Palazzo Marchesi is a former aristocratic palace located on Via Santissimi Quaranta Martiri al Casalotto #14, adjacent to the Chiesa del Gesù for which this palace houses a bell-tower, in the ancient quarter of Albergheria, in central Palermo, region of Sicily, Italy. The building presently houses the rare book collection of the Biblioteca Comunale of Palermo.

==History==
The present building is the result of many reconstructions and alterations over the centuries. A large palace was first erected by Antonio de Cusenza in the 15th century. The palace contains elements of this construction in the Gothic-style windows of the lower bell-tower, while the courtyard arches exemplify a more sober early-Renaissance style. By 1518, the Salvatore Marchesi, a prominent minister in the Aragonese Viceroy's service purchased the palace from the Cusenza family.
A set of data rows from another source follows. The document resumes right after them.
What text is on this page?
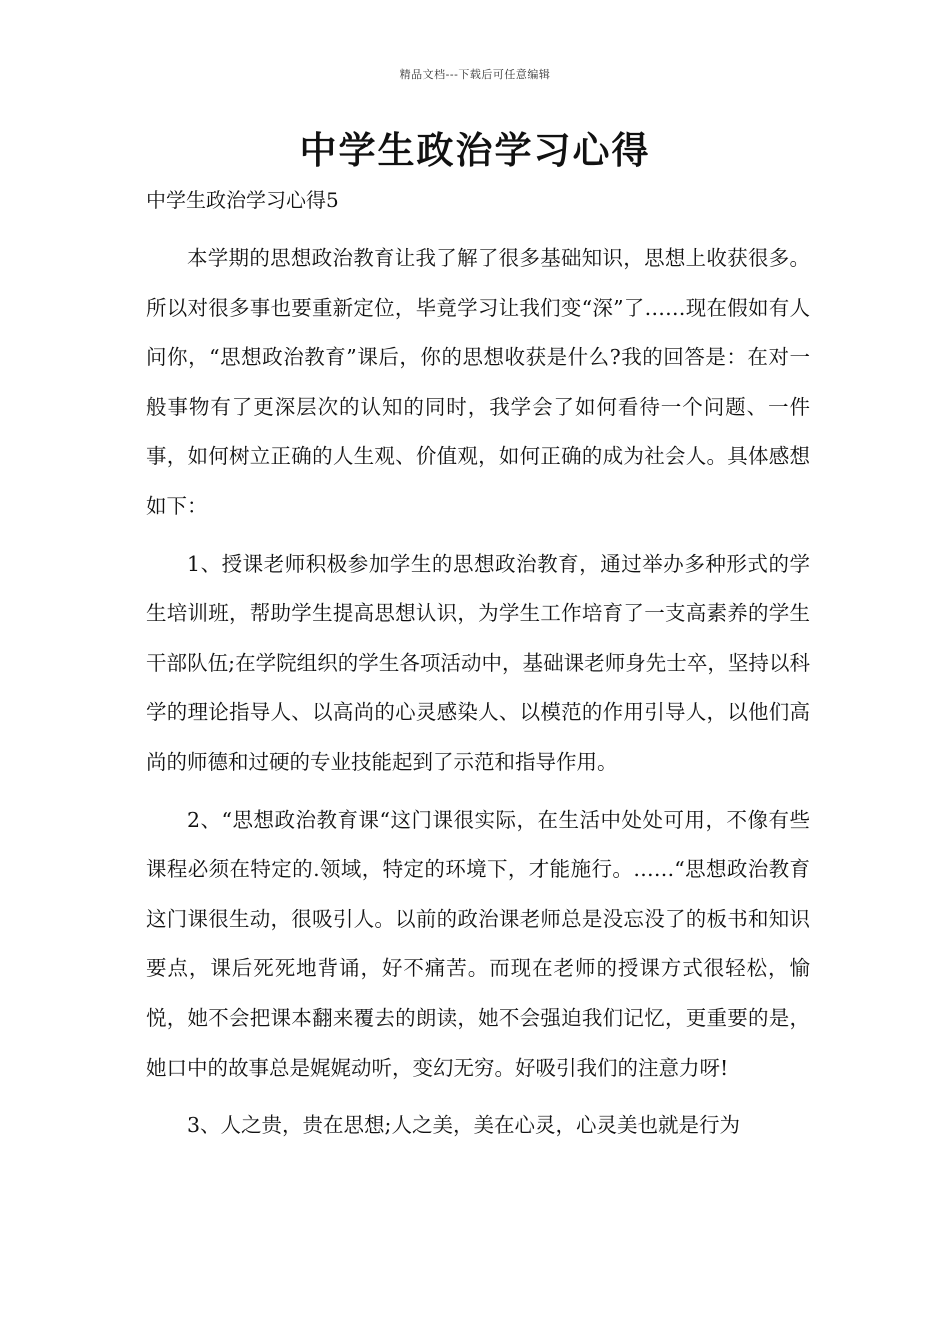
精品文档---下载后可任意编辑
中学生政治学习心得
中学生政治学习心得5

本学期的思想政治教育让我了解了很多基础知识，思想上收获很多。所以对很多事也要重新定位，毕竟学习让我们变“深”了……现在假如有人问你，“思想政治教育”课后，你的思想收获是什么?我的回答是：在对一般事物有了更深层次的认知的同时，我学会了如何看待一个问题、一件事，如何树立正确的人生观、价值观，如何正确的成为社会人。具体感想如下：

1、授课老师积极参加学生的思想政治教育，通过举办多种形式的学生培训班，帮助学生提高思想认识，为学生工作培育了一支高素养的学生干部队伍;在学院组织的学生各项活动中，基础课老师身先士卒，坚持以科学的理论指导人、以高尚的心灵感染人、以模范的作用引导人，以他们高尚的师德和过硬的专业技能起到了示范和指导作用。

2、“思想政治教育课“这门课很实际，在生活中处处可用，不像有些课程必须在特定的.领域，特定的环境下，才能施行。……“思想政治教育这门课很生动，很吸引人。以前的政治课老师总是没忘没了的板书和知识要点，课后死死地背诵，好不痛苦。而现在老师的授课方式很轻松，愉悦，她不会把课本翻来覆去的朗读，她不会强迫我们记忆，更重要的是，她口中的故事总是娓娓动听，变幻无穷。好吸引我们的注意力呀!

3、人之贵，贵在思想;人之美，美在心灵，心灵美也就是行为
The Marchesi family sold the palace in 1556 to the government, who installed the Holy Inquisition tribunal in the building for two years. In 1569, the palace, generally abandoned was ceded to the Jesuit order, who also ran the adjacent church. When the Jesuits were expelled from the kingdom in 1769, and the palace ultimately was again ceded to the government.

The bell-tower appears to have been added atop a tower present at the spot, that had only two stories. Underneath the courtyard was a large excavated room, that now has been identified as either or both a camera dello scirocco for cooling off in the summer or as a former mikveh belonging to the Jewish community.